After years of waiting, it’s finally here, an in-screen fingerprint reader. In spite of persisting rumors of Apple and Samsung working on the tech, Chinese manufacturer Vivo is the first to reveal a device with an under-glass fingerprint scanner, courtesy of a year-long partnership with Synaptics.

The 6-inch phone doesn’t have an official name yet, although it looks and feels very much like a near-final smartphone. It’ll be headed to Asian markets next quarter, but the real showstopper here is that scanner, called the Synaptics Clear ID in-display optical fingerprint sensor, also known as the FS9500, which is positioned between the display glass and OLED panel.

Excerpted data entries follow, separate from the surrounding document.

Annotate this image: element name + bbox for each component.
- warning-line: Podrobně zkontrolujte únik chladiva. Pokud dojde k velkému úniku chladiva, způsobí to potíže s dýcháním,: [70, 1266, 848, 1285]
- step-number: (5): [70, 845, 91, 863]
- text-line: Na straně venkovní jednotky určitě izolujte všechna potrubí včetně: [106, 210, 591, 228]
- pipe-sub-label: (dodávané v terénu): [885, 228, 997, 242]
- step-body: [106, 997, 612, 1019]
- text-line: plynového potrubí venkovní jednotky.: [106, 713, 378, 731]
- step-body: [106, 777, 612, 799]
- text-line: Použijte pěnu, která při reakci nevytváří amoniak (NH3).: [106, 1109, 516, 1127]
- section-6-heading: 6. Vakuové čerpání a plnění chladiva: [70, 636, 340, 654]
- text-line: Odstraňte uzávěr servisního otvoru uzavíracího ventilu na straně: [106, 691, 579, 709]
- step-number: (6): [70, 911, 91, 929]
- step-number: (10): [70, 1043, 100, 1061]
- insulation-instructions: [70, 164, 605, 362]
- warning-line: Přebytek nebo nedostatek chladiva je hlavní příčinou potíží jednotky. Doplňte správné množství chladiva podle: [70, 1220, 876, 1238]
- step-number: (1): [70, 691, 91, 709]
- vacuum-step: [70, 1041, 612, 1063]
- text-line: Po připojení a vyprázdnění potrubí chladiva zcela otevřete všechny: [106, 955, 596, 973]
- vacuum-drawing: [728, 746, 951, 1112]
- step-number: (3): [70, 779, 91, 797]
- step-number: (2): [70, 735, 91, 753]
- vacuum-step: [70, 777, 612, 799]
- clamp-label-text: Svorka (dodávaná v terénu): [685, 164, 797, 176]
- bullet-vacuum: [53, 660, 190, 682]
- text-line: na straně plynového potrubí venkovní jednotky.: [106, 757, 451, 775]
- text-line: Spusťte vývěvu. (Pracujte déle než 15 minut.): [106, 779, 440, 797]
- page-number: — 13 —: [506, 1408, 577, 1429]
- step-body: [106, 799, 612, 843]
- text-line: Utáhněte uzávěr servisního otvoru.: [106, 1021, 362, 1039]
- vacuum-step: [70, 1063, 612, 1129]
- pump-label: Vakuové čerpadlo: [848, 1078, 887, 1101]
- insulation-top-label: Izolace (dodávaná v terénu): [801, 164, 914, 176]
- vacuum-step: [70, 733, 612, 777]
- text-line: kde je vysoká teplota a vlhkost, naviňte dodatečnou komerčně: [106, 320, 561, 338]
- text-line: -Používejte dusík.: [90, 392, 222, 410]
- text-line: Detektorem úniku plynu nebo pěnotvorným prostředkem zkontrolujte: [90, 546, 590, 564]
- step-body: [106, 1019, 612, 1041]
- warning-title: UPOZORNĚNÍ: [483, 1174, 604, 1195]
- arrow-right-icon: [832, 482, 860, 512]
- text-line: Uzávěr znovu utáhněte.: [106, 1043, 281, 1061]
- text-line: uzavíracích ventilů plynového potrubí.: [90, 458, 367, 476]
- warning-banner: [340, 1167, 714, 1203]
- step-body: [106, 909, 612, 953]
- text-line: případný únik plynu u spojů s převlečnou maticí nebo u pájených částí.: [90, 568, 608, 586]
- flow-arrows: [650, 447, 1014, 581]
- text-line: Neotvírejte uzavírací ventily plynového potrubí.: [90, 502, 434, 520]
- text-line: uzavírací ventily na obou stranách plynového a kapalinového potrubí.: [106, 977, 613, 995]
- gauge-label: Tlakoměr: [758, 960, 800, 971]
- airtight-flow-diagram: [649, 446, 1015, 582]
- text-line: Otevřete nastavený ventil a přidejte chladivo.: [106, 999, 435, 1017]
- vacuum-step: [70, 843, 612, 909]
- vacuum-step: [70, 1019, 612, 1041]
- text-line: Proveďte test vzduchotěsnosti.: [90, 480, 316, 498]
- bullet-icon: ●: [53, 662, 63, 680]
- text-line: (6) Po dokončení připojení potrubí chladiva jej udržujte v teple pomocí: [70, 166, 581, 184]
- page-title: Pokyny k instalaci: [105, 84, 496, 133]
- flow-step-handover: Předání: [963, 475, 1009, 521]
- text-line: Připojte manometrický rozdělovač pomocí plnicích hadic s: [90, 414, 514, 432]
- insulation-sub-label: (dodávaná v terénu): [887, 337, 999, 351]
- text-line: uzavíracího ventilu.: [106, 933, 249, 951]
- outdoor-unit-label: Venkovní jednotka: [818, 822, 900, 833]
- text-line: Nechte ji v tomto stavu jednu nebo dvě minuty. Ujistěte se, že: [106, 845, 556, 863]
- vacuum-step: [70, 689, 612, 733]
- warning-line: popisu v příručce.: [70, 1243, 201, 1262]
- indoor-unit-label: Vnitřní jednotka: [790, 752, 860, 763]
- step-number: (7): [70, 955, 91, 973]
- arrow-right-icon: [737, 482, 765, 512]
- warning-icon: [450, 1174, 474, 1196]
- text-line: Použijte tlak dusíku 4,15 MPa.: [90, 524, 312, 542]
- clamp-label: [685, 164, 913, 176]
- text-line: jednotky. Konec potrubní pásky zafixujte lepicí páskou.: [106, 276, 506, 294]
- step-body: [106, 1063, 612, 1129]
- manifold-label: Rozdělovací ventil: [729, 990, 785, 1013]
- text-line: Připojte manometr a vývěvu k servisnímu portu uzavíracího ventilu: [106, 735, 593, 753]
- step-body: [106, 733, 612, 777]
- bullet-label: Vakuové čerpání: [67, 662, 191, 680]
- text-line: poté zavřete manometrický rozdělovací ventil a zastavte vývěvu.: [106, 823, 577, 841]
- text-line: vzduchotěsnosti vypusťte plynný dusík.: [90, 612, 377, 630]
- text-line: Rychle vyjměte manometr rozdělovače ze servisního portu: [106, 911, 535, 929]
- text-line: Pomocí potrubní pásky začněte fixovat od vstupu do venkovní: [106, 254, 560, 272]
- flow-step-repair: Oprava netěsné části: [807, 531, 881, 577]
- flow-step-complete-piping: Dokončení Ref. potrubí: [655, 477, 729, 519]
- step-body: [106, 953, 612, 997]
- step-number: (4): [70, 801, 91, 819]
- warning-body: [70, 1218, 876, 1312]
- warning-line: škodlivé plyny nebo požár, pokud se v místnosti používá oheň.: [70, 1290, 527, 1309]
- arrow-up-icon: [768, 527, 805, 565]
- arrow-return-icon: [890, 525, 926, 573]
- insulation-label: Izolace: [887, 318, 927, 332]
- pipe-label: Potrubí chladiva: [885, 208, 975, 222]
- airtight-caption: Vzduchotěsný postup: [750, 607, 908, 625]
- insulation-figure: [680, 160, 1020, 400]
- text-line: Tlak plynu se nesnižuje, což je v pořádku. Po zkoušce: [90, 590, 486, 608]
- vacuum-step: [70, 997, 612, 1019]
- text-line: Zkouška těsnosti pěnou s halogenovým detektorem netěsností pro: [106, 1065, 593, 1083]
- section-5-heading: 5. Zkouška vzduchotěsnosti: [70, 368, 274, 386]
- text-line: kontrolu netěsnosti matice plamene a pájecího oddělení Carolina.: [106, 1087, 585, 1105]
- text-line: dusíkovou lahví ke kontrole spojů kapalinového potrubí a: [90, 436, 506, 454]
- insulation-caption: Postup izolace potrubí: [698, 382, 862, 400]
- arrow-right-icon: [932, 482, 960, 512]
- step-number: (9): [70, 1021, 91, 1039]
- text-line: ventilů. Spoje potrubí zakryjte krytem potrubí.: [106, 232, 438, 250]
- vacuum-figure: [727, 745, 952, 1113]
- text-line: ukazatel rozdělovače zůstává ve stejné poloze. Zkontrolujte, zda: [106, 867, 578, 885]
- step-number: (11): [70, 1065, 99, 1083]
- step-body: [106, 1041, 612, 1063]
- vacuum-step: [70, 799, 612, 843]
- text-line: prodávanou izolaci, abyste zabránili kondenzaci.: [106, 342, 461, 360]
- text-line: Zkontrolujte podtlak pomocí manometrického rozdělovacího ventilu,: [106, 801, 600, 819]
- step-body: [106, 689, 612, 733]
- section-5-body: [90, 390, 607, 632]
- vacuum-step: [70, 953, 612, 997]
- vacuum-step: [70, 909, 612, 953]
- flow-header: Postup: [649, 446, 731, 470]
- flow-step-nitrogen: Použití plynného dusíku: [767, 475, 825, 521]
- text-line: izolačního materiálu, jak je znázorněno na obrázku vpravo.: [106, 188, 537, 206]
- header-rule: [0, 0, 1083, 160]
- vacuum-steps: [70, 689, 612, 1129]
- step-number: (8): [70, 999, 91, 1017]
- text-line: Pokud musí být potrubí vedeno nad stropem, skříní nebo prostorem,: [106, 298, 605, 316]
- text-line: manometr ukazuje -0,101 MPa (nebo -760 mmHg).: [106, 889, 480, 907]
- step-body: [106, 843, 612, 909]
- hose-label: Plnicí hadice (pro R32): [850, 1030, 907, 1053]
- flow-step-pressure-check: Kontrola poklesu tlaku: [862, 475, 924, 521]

And it works just as you’d expect it to, just like any solid state scanner on the market right now. Simply place your finger on the display and it unlocks. That’s all there is to it. Besides unlocking your phone, Clear ID can also be used to verify your identity to access your accounts or to authenticate payments.

It is noticeably slower than currently available solid state capacitive sensors, taking 0.7 seconds to unlock, but the coolness factor of finally having our hands on tech that’s been years in the rumor mill making far outweighs that slight delay.

For a first-gen product it’s plenty fast and reliable enough, and I doubt most people will mind the difference in speed once they’re unlocking their phones this way.

It did fail to read a couple times, like any fingerprint reader, so it’s not a silver bullet solution, at least yet. But it does get us one step closer to the promise of truly bezel-less displays, even if we haven’t quite figured out how to do away with the notch yet.

Of course, fans of rear-mounted fingerprint scanners are likely to be less excited about this new tech than front-facing scanner aficionados, but being able to unlock your bezel-less phone while it’s face up is a pretty cool prospect.

While Synaptics assures me the FS9500 is spoof-proof, having successfully passed a whole gamut of tests, including photos of fingerprints and 3D prints, until the optical module starts appearing on devices we’ll just have to take their word for it.

Because of the way the scanner module sits under the glass and peeks through the OLED pixels to scan your fingerprint, it’ll only work on OLED panels though. This won’t matter to OLED fans, but if you love LCD you’re out of luck because of the backlight. The Vivo unit we used the scanner on had a Samsung-built display but Synaptics tells me the module can be easily incorporated into any OLED panel, so expect to see it cropping all over the place in the near future.

Vivo may well be the first to reveal the sensor module in a device, but the race is undoubtedly now on to get to market first. And then to prove the sensor’s reliability, because its coolness is beyond reproach.